The ACT could reach this goal within 10 years. It would require, on average, about 10 extra year 3 students (for example) in each ACT primary school to be reading at a proficient level in a decade’s time.

Second, the ACT government should provide schools and teachers with specific, practical guidelines on how to best teach reading; practical tools such as validated reading programs and curriculum materials; and assessment schedules. This would ensure teachers aren’t left in the dark about what best practice reading instruction involves.

Third, the ACT government should put the right curriculum materials in the hands of teachers – by providing grants to enable schools to purchase materials that are quality-assured, and by phasing out materials that are not aligned with the evidence about the best ways to teach reading.

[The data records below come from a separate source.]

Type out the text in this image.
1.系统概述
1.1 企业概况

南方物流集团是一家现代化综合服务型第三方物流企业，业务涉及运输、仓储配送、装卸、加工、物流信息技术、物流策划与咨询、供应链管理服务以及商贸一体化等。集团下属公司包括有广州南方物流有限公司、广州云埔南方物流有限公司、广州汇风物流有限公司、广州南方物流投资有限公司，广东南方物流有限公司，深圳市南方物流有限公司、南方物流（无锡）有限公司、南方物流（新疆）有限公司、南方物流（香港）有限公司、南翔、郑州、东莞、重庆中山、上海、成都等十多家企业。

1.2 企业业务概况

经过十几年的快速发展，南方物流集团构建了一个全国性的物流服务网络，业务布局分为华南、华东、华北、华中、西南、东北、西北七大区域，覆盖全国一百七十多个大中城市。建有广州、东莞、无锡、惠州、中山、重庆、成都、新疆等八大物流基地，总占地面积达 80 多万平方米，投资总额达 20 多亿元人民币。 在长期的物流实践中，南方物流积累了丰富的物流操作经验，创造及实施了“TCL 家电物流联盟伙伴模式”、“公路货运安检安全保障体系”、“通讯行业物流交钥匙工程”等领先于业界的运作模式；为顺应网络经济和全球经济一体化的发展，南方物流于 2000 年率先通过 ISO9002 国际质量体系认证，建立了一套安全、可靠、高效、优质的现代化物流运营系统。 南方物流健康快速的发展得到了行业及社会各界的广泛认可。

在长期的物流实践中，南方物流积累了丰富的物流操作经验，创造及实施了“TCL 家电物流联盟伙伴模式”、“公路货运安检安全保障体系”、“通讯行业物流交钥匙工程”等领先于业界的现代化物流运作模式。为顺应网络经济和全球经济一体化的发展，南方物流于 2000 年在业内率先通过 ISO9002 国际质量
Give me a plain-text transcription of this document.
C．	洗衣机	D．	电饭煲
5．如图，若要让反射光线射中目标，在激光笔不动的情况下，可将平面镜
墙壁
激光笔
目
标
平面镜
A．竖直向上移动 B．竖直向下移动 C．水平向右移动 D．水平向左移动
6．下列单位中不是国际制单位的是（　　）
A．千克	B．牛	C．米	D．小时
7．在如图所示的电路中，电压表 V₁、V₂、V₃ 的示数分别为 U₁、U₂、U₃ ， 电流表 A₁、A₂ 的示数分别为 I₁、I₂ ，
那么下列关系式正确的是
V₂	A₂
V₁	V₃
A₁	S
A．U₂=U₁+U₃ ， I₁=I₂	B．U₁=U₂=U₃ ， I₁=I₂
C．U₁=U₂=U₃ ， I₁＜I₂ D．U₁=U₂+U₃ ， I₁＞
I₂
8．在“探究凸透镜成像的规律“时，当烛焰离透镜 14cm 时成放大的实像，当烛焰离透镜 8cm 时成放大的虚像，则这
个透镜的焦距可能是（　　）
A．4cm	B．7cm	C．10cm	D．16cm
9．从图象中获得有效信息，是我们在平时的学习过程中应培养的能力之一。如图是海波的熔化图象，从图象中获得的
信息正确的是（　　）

Fourth, the ACT government should require all primary schools to screen students’ reading skills at least twice a year from the Foundation year to year 2, and provide extra help to students struggling with reading, as well as in the transition to secondary school.

Fifth, to boost the professional expertise of teachers, the ACT government should require that at least 25 per cent of primary teachers’ professional development hours for accreditation purposes be focused on evidence-based reading instruction.

The ACT government should also fund well-paid, expert literacy instructional specialists in every primary and secondary school. These expert teachers should be responsible for overseeing the whole-school literacy program, designing catch-up support programs, and coaching teachers in the classroom.

Finally, the ACT government should mandate a nationally consistent year 1 Phonics Screening Check to assess students’ decoding skills. This would provide a nationwide “health check” on early reading performance and help target support to poorer performing schools. Change will take time to embed. But it will be worth the effort if it gives all ACT students the best chance of reading success. Over to you, Minister Berry.